15年たっても忘れることができない絵となりました。
報道もひと段落した頃、その友人は仙台に住む私のところへ電話をくれました。
「無事だったんだね!よかったあ!!」
『すごかったよ~~! アップライトのピアノが動いて、食器棚はめちゃくちゃ、足の踏み場もなかったよ~!』
そんな会話をしながら、長電話をして、彼女の体験を聞いていました。
彼女のご両親は当時宝塚のマンションにお住まいでしたが、そのマンションは倒壊寸前で、その方が大変そうでした。
彼女の元気な声を聞いたのはそれが最後になってしまいました。
ある日、彼女のご主人(わたしはお会いしたことはなかったけど)から電話が。
「高校時代にとても仲良くしていただいたと聞いていましたので、年賀状を探してご連絡させてもらいました。

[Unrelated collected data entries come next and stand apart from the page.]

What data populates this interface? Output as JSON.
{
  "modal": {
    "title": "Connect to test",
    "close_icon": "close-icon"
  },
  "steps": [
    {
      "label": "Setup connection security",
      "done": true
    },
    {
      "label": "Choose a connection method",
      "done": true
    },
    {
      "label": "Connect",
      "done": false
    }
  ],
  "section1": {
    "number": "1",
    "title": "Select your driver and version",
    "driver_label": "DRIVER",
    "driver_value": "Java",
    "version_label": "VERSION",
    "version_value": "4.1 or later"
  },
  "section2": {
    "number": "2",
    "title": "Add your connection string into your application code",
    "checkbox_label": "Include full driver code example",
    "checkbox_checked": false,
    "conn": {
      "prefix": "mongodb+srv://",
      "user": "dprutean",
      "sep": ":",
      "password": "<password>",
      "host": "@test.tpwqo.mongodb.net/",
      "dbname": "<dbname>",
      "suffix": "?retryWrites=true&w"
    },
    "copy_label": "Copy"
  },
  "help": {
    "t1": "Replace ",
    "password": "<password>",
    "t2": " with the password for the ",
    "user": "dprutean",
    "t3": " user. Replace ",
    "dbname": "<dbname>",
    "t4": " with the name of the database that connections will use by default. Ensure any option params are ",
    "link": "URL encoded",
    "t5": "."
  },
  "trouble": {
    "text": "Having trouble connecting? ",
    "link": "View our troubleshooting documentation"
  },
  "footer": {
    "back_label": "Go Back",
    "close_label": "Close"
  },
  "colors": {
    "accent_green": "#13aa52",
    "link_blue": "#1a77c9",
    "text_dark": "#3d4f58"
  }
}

実は、○○は震災の後体調を崩し、先日息を引き取りました…。」
急性骨髄性白血病。
これが彼女の病名でした。
受話器を持つ手からも聞いてる私の顔からも血の気が引いて行くのがわかりました。
悲しいのは当然ですが、その時はとてもこわかった。
葬儀の日程などのお話が出て、あわててメモをとりましたが、当時の私は小さい子供二人を持つ身。
かけつけることはできませんでした。
仲良し組の同級生に電話をして、弔電やお花を贈るのが精一杯でした。
あれからもう15年もたってしまったのだと思うと…
メールをくれた友人は「僕らが彼女を忘れないでいてあげることが彼女の供養になればいいけど」と言っていました。
私もその通りだと思うと返信しました。
年に1回仲間内での飲み会があるのですが、必ず彼女が大好きだった日本酒を席において、皆で乾杯するところから宴を始めるようにしています。
それは今でも変わらずにそうしているのです。
震災当時、直接被害にあわれた方々の心情を思うと、胸が痛くなります。
でも、あの震災がきっかけなのか定かではないけど、「病い」に倒れた人も大勢いるのでしょう。
そして、私のように離れたところでそんな訃報を手にした方もきっといらっしゃることでしょう。
誰も責めることができない「震災」の中で、私にも胸が痛む出来事があったのです。
まさに今日、あの恐ろしい震災は確かに起きたのですね。
私も今日は彼女のことを思い出し、いつまでも忘れないからねと心に誓う日にしようと思います。
私はどんどん老けていくけど、あなたはずっと若くきれいなままで私の心に残っているよ。